The stereotype society has built around autistic behaviors largely stems from how autism presents itself in males. Men with autism often find it harder to conform or mask their autistic traits to fit into society’s rigid definition of normal, making them easier to spot and diagnose. Autism in females, on the other hand, often presents itself much more subtly. However, if you look closely, you usually can still find traits of Autism Spectrum Disorder (ASD) hidden underneath their masked actions.
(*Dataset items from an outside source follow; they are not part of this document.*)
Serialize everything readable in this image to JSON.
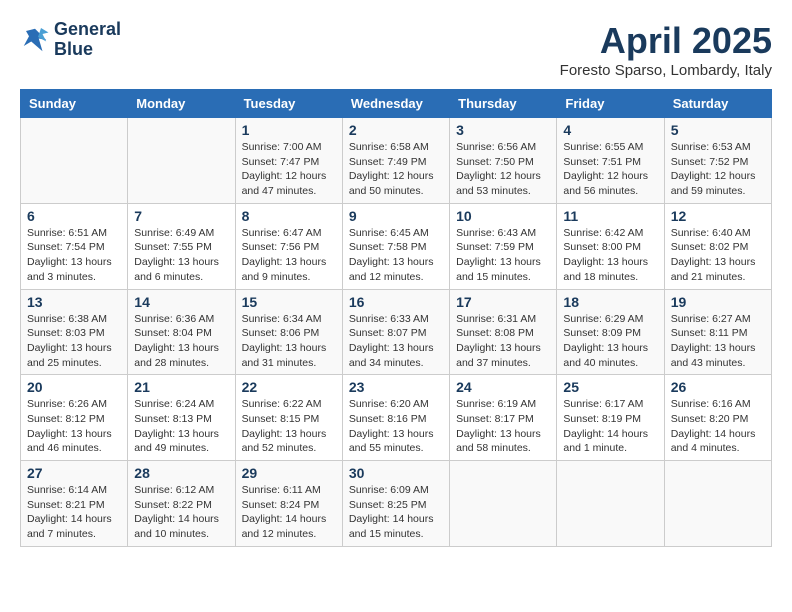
{
  "header": {
    "logo_line1": "General",
    "logo_line2": "Blue",
    "month_title": "April 2025",
    "location": "Foresto Sparso, Lombardy, Italy"
  },
  "days_of_week": [
    "Sunday",
    "Monday",
    "Tuesday",
    "Wednesday",
    "Thursday",
    "Friday",
    "Saturday"
  ],
  "weeks": [
    [
      {
        "day": "",
        "info": ""
      },
      {
        "day": "",
        "info": ""
      },
      {
        "day": "1",
        "info": "Sunrise: 7:00 AM\nSunset: 7:47 PM\nDaylight: 12 hours and 47 minutes."
      },
      {
        "day": "2",
        "info": "Sunrise: 6:58 AM\nSunset: 7:49 PM\nDaylight: 12 hours and 50 minutes."
      },
      {
        "day": "3",
        "info": "Sunrise: 6:56 AM\nSunset: 7:50 PM\nDaylight: 12 hours and 53 minutes."
      },
      {
        "day": "4",
        "info": "Sunrise: 6:55 AM\nSunset: 7:51 PM\nDaylight: 12 hours and 56 minutes."
      },
      {
        "day": "5",
        "info": "Sunrise: 6:53 AM\nSunset: 7:52 PM\nDaylight: 12 hours and 59 minutes."
      }
    ],
    [
      {
        "day": "6",
        "info": "Sunrise: 6:51 AM\nSunset: 7:54 PM\nDaylight: 13 hours and 3 minutes."
      },
      {
        "day": "7",
        "info": "Sunrise: 6:49 AM\nSunset: 7:55 PM\nDaylight: 13 hours and 6 minutes."
      },
      {
        "day": "8",
        "info": "Sunrise: 6:47 AM\nSunset: 7:56 PM\nDaylight: 13 hours and 9 minutes."
      },
      {
        "day": "9",
        "info": "Sunrise: 6:45 AM\nSunset: 7:58 PM\nDaylight: 13 hours and 12 minutes."
      },
      {
        "day": "10",
        "info": "Sunrise: 6:43 AM\nSunset: 7:59 PM\nDaylight: 13 hours and 15 minutes."
      },
      {
        "day": "11",
        "info": "Sunrise: 6:42 AM\nSunset: 8:00 PM\nDaylight: 13 hours and 18 minutes."
      },
      {
        "day": "12",
        "info": "Sunrise: 6:40 AM\nSunset: 8:02 PM\nDaylight: 13 hours and 21 minutes."
      }
    ],
    [
      {
        "day": "13",
        "info": "Sunrise: 6:38 AM\nSunset: 8:03 PM\nDaylight: 13 hours and 25 minutes."
      },
      {
        "day": "14",
        "info": "Sunrise: 6:36 AM\nSunset: 8:04 PM\nDaylight: 13 hours and 28 minutes."
      },
      {
        "day": "15",
        "info": "Sunrise: 6:34 AM\nSunset: 8:06 PM\nDaylight: 13 hours and 31 minutes."
      },
      {
        "day": "16",
        "info": "Sunrise: 6:33 AM\nSunset: 8:07 PM\nDaylight: 13 hours and 34 minutes."
      },
      {
        "day": "17",
        "info": "Sunrise: 6:31 AM\nSunset: 8:08 PM\nDaylight: 13 hours and 37 minutes."
      },
      {
        "day": "18",
        "info": "Sunrise: 6:29 AM\nSunset: 8:09 PM\nDaylight: 13 hours and 40 minutes."
      },
      {
        "day": "19",
        "info": "Sunrise: 6:27 AM\nSunset: 8:11 PM\nDaylight: 13 hours and 43 minutes."
      }
    ],
    [
      {
        "day": "20",
        "info": "Sunrise: 6:26 AM\nSunset: 8:12 PM\nDaylight: 13 hours and 46 minutes."
      },
      {
        "day": "21",
        "info": "Sunrise: 6:24 AM\nSunset: 8:13 PM\nDaylight: 13 hours and 49 minutes."
      },
      {
        "day": "22",
        "info": "Sunrise: 6:22 AM\nSunset: 8:15 PM\nDaylight: 13 hours and 52 minutes."
      },
      {
        "day": "23",
        "info": "Sunrise: 6:20 AM\nSunset: 8:16 PM\nDaylight: 13 hours and 55 minutes."
      },
      {
        "day": "24",
        "info": "Sunrise: 6:19 AM\nSunset: 8:17 PM\nDaylight: 13 hours and 58 minutes."
      },
      {
        "day": "25",
        "info": "Sunrise: 6:17 AM\nSunset: 8:19 PM\nDaylight: 14 hours and 1 minute."
      },
      {
        "day": "26",
        "info": "Sunrise: 6:16 AM\nSunset: 8:20 PM\nDaylight: 14 hours and 4 minutes."
      }
    ],
    [
      {
        "day": "27",
        "info": "Sunrise: 6:14 AM\nSunset: 8:21 PM\nDaylight: 14 hours and 7 minutes."
      },
      {
        "day": "28",
        "info": "Sunrise: 6:12 AM\nSunset: 8:22 PM\nDaylight: 14 hours and 10 minutes."
      },
      {
        "day": "29",
        "info": "Sunrise: 6:11 AM\nSunset: 8:24 PM\nDaylight: 14 hours and 12 minutes."
      },
      {
        "day": "30",
        "info": "Sunrise: 6:09 AM\nSunset: 8:25 PM\nDaylight: 14 hours and 15 minutes."
      },
      {
        "day": "",
        "info": ""
      },
      {
        "day": "",
        "info": ""
      },
      {
        "day": "",
        "info": ""
      }
    ]
  ]
}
When speaking to my therapist at the time nearly almost ten years ago about the possibility of having autism, I was immediately met with a resounding “NO!” My psychiatrist had the same reaction. Being denied the closure of a diagnosis left me to go through the rest of my teenage years fighting a lonely internal battle between a girl trying to fit in with her peers and a young woman trying to be seen as her authentic self. Once I started college in another state in 2019, I switched to a new therapist – my current one. Early on, I once again mentioned my theory that I may be autistic. My therapist, like the others, responded with an adamant no. She explained that in addition to having a brother with autism, she had worked with several individuals on the spectrum and felt there was absolutely no way I was autistic. At that point, I felt defeated. How could someone with so much experience be wrong? So, for two years, I let it be. But that didn’t stop my mind from speculating.

In the back of my head, I still felt strongly about my belief. I began doing my own research, which led me to stories from #ActuallyAutistic women on Instagram. One story after another, I found myself relating to the situations and feelings these women went through. I knew in my heart that this was the answer to unlocking that last bit of myself that I had yet to comprehend. For several months after this discovery, I contemplated bringing my theory to my therapist once again. Finally, I built up enough courage on October 27, 2021, to reintroduce the idea. However, I was not prepared for her response.

“I am not afraid to admit when I am wrong, and I was wrong about this.” After bringing my speculations to the table two years prior, my therapist had gone into a deep dive of her own. She had taken the time to learn and understand how females with autism often differ from males with autism. Her research led her to believe that, without a doubt, I am autistic.

Having the diagnosis has allowed me to finally understand who I am. Behaviors and mindsets that once caused me confusion and frustration now had an explanation and a meaning. And yet, I often wonder how my life would have been different if I had received my diagnosis at a young age. If I had understood my internal inclinations better, would it have changed my struggles with anxiety and depression? Who would I have been without the mask? However, I know that coming out as autistic did not change who I was as a person. I’m still the same Sarah. However, I am more powerful because I now know what makes my brain tick.

*Asperger’s Syndrome is no longer utilized in the medical community. All diagnoses are now labeled as Autism Spectrum Disorder (ASD).